It’s highly possible that you don’t know that Hillsong United exists. The band members themselves confess this in “Hillsong – Let Hope Rise” — a new concert-based documentary from director Michael John Warren (“Jay-Z: Fade To Black”) — when guitarist Jad Gillies explains, “We’re the biggest band you’ve never heard of. My own neighbors have no idea what I did last night.”
What Gillies “did last night,” to be clear, is sell out an arena like The Forum in Los Angeles. And before that, the Hollywood Bowl. And before that, the O2 Arena in London and other very large concert venues all around the world. The 12-person outfit, having formed in 1998 as the music ministry of Australian megachurch Hillsong, has released dozens of albums, moved millions of units, and, until their distribution deal with Capitol Records (they can be seen in the film performing atop the label’s iconic tower in Hollywood), did so without the attention of the mainstream media.
The band refers to their shows as “worship” and to themselves as “worship leaders,” but they are rock stars, with a massive audience and the hits to prove it. Their single “Oceans” was 2014’s Number One song on the Christian charts for over 50 weeks, and without any lyrical concession to crossing over (think Amy Grant’s “Baby Baby” if you remember the American pop charts of 1991), they crossed over anyway, cracking the Billboard Hot 100.
Hillsong United makes praise music, a subset of the Contemporary Christian Music genre that is, in the words of main songwriter and vocalist Joel Houston (son of Hillsong Church founder Brian Houston), “written for people to sing, not just listen to.” It’s music for believers to use as prayer, often in a group setting.
Hillsong United’s take on this style is skillful and effective, the lyrics a nearly perfect synthesis of Biblical allusion, thoughtful inward reflection (in one scene, Houston is shown writing lyrics with a book by the late French contemplative philosopher-priest Henri Nouwen by his side) and banal references to “spirits soaring.” The lyrics are married to a musical fusion of Coldplay and Sigur Ros, with an occasional crowd-pumping detour into EDM. It’s not necessarily innovative, but it is insistent, effective, and quite often, moving.

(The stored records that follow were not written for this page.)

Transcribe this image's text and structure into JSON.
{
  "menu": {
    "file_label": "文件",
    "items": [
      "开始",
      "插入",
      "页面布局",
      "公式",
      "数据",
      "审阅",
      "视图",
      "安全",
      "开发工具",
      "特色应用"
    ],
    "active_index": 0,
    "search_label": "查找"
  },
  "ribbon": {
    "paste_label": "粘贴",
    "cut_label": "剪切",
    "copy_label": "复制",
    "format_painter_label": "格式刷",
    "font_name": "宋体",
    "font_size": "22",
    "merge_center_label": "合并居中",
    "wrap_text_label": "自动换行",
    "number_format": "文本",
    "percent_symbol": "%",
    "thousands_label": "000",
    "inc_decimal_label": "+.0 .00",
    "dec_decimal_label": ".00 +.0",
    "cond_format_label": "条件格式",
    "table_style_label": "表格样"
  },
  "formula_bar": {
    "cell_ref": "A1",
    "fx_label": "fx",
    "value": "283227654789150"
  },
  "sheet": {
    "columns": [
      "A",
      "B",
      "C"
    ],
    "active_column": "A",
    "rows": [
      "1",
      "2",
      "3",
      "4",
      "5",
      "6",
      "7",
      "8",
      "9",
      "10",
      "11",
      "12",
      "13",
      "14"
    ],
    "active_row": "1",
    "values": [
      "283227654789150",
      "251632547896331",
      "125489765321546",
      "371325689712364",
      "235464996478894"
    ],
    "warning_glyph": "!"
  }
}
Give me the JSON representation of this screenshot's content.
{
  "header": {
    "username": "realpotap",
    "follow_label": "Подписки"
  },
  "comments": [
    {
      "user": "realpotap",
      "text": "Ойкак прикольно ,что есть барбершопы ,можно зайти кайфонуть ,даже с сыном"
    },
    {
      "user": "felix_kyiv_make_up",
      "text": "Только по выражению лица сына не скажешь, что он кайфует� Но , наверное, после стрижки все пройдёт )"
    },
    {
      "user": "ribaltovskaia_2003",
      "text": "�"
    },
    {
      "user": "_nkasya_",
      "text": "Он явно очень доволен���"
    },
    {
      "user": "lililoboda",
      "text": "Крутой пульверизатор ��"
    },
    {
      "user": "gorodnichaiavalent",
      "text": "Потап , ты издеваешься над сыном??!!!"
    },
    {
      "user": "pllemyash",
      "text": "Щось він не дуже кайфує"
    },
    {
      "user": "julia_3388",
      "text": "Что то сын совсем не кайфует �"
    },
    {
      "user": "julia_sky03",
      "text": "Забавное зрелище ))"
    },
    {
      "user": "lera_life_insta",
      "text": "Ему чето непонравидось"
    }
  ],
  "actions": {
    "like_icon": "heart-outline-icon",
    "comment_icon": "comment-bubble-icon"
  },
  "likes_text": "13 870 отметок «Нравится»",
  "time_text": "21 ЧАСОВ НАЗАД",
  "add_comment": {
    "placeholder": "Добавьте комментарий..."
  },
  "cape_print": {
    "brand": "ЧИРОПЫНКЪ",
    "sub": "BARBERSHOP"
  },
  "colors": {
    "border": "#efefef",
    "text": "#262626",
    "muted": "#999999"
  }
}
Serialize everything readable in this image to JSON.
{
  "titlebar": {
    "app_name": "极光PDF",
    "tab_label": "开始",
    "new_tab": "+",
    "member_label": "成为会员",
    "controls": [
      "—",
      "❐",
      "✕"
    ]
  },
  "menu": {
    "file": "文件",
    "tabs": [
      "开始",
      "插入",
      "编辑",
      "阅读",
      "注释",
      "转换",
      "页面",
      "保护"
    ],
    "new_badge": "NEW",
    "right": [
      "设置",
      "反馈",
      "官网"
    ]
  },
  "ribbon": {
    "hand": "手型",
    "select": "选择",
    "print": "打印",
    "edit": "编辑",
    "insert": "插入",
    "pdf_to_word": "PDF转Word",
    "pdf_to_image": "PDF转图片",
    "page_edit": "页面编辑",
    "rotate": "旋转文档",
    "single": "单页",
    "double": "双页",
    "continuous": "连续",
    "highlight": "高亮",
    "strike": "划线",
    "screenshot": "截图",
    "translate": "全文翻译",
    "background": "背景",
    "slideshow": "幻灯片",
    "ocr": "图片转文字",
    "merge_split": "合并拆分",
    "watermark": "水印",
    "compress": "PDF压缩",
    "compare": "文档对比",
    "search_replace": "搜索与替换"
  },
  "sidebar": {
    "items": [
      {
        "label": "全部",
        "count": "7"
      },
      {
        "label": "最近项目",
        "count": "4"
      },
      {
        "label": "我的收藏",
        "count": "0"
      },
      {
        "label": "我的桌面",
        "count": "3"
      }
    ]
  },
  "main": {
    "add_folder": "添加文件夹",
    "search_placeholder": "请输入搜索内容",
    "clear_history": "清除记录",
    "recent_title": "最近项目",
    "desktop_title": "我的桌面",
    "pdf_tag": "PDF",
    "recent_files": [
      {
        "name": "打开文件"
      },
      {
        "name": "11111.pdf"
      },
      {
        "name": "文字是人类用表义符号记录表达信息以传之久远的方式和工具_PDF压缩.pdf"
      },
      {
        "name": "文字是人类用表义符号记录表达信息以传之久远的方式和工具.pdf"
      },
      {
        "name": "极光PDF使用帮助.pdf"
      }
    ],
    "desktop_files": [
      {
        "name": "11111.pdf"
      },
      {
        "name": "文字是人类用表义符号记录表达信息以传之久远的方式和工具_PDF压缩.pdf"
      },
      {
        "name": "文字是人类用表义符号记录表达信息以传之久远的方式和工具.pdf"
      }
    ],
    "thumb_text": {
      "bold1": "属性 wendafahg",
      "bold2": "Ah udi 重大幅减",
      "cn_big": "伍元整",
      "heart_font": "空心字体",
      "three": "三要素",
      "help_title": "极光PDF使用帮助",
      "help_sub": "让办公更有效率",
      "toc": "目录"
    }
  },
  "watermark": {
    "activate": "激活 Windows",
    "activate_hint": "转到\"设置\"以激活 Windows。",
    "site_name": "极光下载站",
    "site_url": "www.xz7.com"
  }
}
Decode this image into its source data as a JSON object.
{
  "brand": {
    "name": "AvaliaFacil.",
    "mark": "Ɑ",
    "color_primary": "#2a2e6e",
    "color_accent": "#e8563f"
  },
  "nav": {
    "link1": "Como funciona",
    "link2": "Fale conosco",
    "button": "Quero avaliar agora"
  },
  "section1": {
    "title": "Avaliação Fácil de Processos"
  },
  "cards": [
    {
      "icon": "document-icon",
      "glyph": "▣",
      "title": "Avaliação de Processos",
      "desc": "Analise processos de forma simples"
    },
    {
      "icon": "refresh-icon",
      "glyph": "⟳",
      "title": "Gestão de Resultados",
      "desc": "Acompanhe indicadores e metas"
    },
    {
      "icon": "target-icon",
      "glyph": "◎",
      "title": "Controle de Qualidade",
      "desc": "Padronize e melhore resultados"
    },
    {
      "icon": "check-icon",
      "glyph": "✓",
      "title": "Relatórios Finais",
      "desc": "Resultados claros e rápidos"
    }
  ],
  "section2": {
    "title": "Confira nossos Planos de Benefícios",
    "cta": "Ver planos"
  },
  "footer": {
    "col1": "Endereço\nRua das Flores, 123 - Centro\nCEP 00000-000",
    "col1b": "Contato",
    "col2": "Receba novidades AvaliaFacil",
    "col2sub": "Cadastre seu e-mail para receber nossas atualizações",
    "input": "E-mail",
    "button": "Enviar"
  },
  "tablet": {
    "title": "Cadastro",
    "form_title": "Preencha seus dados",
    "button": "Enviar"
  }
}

Warner and editor Edward A. Bishop (“Park Bench with Steve Buscemi“) structure the film around the band’s origin, inserting charming archival footage of awkward beginnings. They follow the band on tour to a variety of countries, including plenty of performance footage, each song accompanied by onscreen lyrics, inviting multiplex audience participation.
Building to what is essentially a non-climax — a countdown to a performance at Los Angeles’s Forum — the film attempts to build tension around the writing of new music. Will the band be ready to perform new songs at The Forum? Will they have enough new material for the next album? Of course they will. Offsetting this lack of strong narrative involves leaning in with behind-the-scenes material involving the band members’ distinctly self-deprecating humor and their conscientious, low-key approach to stardom and to everyday life struggles involving anxiety, grief, and family worries.
The film’s real drama revolves around the tension that might affect religious artists most: how to be legitimate rock stars, with all the self-aggrandizing, post-Bono gestures attendant to that life, while at the same time understanding that their priority is to deflect attention away from themselves and onto the collective belief in God. If the band members have no deep or definitive answer to that question, they are, to a person, self-aware enough to know that it’s an ongoing concern, one where they can be misunderstood every time they fall to their knees in prayer in front of 20,000 people. Cut to vocalist Taya Smith, a front-and-center presence in the band’s shows, delivering the self-doubter’s mantra, “Who am I to be doing this?”
The doc climaxes organically, and somewhat daringly, at The Forum as Warren and Bishop decide include the monster hit “Oceans,” sung by Smith, in its nearly nine-minute-long complete state, a suitably big Big Finish. And then it’s back to the daily task of figuring out how to be the opposite of famous. They’re an affable bunch, sincere almost to a fault, with attitudes seemingly allergic to the ugly, know-it-all stridency that marks much too much of the current conservative Evangelical cultural sphere. Maybe it’s the Aussie in them.
Whatever the reason, “Hillsong — Let Hope Rise” stands out against that harsh tone of much recent Christian indie cinema by being a winning, friendly, and at times moving film. It may even be the one that properly reaches out beyond its built-in audience, accomplishing the goal of Evangelicals everywhere: actual evangelism.